The Boats Labor Should be worried about

BY ADAM BANDT
Leader of the Australian Greens

 

We’ve witnessed a terrible race to the bottom in the last weeks of Parliament, with Labor and Liberal trying to outdo each other to see who can be toughest on refugees, rushing through laws which have rung human rights alarm bells.

It’s back to the days of ‘stop the boats’, where the Liberals run a dishonest fear campaign and Labor collapses in a heap. 

But there are some boats that Labor should be worried about.

Just a few weeks ago, I found myself sitting on a kayak with hundreds of others as part of a 30 hour blockade of the world’s biggest coal port in Newcastle. 

The event, which blocked the coal port for 30 hours, was inspiring and intimidating in equal measure. 

The ships, the port and the piles of coal are huge. There are scores of ships, queued up out to sea, waiting to be filled with the giant piles of coal, created by the trains with hundreds of carriages which shunt down from the Hunter Valley. 

It feels like madness, given we know that there are alternatives to create power which won’t cost us the earth, drive up the cost of everything and threaten the security and wellbeing of everyone on the planet. 

The power we need is people power. That’s what we had that day on the harbour. Hundreds of people from across the country are taking direct action against the mining and burning of coal, the leading cause of the climate crisis. 

From the water, you can see these three giant coal loaders, with cargo ships so big you could play a game of full sized football on their deck. They line up out to sea, come in to be loaded with coal, millions of tonnes of coal, each year. 

 

Adam and climate activists at the Rising Tide people's blockade

 

The coal, when burned, will cook us all.  This truth, which we have known for decades, in conjunction that the vast majority of the profits are exported too, feels like cutting off our nose to spite our face. 

It’s why, after over 30 hours of blockade, the police moved in arresting over 100 protesters, including a 97 year old local named Reverend Alan Stuart.  

"Whatever happens to me doesn't matter but what happens to the climate is going to affect future generations," he said.

During the blockade of Newcastle Harbour it was impossible not to think about the future generations, and the damage being done by coal and gas. 

Kayaking is something usually done on holidays, something that’s fun and relaxing. But one of the implications of the growing climate crisis is the new ways we worry about the dangers posed by summer. 

After the black summer bushfires of 2019 when the whole country burned, or the floods the following years, summer now comes to us with a sense of foreboding and fear. We know we are due for more fires soon. We know that the climate has changed and threats of dangerous, extreme weather have increased. 

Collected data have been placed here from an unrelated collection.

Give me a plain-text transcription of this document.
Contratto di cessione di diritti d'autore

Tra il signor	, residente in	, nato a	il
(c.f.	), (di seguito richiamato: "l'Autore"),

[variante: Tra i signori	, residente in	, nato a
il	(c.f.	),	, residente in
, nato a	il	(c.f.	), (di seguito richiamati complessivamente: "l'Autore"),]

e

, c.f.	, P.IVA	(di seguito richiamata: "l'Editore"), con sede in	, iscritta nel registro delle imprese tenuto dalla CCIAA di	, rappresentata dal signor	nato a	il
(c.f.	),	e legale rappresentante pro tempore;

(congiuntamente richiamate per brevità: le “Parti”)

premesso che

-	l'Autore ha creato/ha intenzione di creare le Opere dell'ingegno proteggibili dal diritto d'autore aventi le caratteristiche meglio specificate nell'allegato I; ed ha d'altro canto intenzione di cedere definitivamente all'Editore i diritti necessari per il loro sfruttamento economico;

The world’s efforts to tackle the climate crisis are struggling. The recent meeting of the world’s governments, the COP, was held in Dubai, in the United Arab Emirates. The President of the COP is also one the heads of one of the world’s biggest oil corporations and is still seeking to dispute the science driving the dangerous increase in extreme weather. 

The decision by the UAE to host this conference was an attempt to greenwash its attempts to cling to its profitable attempts to mine, burn and export fossil fuels. 

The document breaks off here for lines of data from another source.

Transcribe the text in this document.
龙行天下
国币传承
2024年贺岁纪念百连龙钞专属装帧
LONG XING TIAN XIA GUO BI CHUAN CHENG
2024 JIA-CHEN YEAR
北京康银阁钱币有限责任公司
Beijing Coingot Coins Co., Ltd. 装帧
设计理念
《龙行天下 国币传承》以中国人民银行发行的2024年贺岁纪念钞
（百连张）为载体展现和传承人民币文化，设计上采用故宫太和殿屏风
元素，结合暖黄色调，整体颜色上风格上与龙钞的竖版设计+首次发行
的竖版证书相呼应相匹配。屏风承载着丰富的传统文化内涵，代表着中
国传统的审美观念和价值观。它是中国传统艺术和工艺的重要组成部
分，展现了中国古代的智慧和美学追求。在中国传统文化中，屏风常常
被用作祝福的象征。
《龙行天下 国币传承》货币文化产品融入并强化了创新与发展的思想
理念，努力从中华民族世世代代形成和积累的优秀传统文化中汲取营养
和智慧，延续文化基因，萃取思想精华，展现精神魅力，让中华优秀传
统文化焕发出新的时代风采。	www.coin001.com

But our country is in the same boat. Labor’s pushing to host one of these international climate meetings in order to greenwash the fact that we too are one of the world’s biggest exporters of coal and gas. 

Australia’s got 116 new coal and gas projects in the pipeline. In the last year, the government approved five new coal and gas mines. 

Fortunately, together with people taking action on the water and in the streets, the Greens are taking action in Parliament.

After months of pressure and negotiation the Senate & Albanese Government have agreed to Greens calls for significant environmental reforms to protect nature and the climate from greenwashed habitat destruction and dangerous gas fracking.

The Government has agreed to scrap controversial nature offsets from its proposed Nature Repair Market Bill and to establish new environmental protections from climate-wrecking gas fracking projects. 

The Government has agreed to close the loophole which currently gives gas fracking corporations a licence to drill without any federal environmental water assessment. The agreement is a major blow to climate-bomb projects in places like the Beetaloo Basin and the Kimberley and a win for the climate, the environment and First Nations communities.

In a time of climate crisis, no new coal and gas projects should get approved. You can’t put the fire out while you’re pouring petrol on it. 

Labor had delayed critical changes to our environment laws, but Greens pressure got the job done before huge new climate-wrecking projects could get approved.

As we head towards a summer we hope will be safe, but fear could be devastating, Labor wants to open more coal and gas, but the Greens and the people are there to stop them.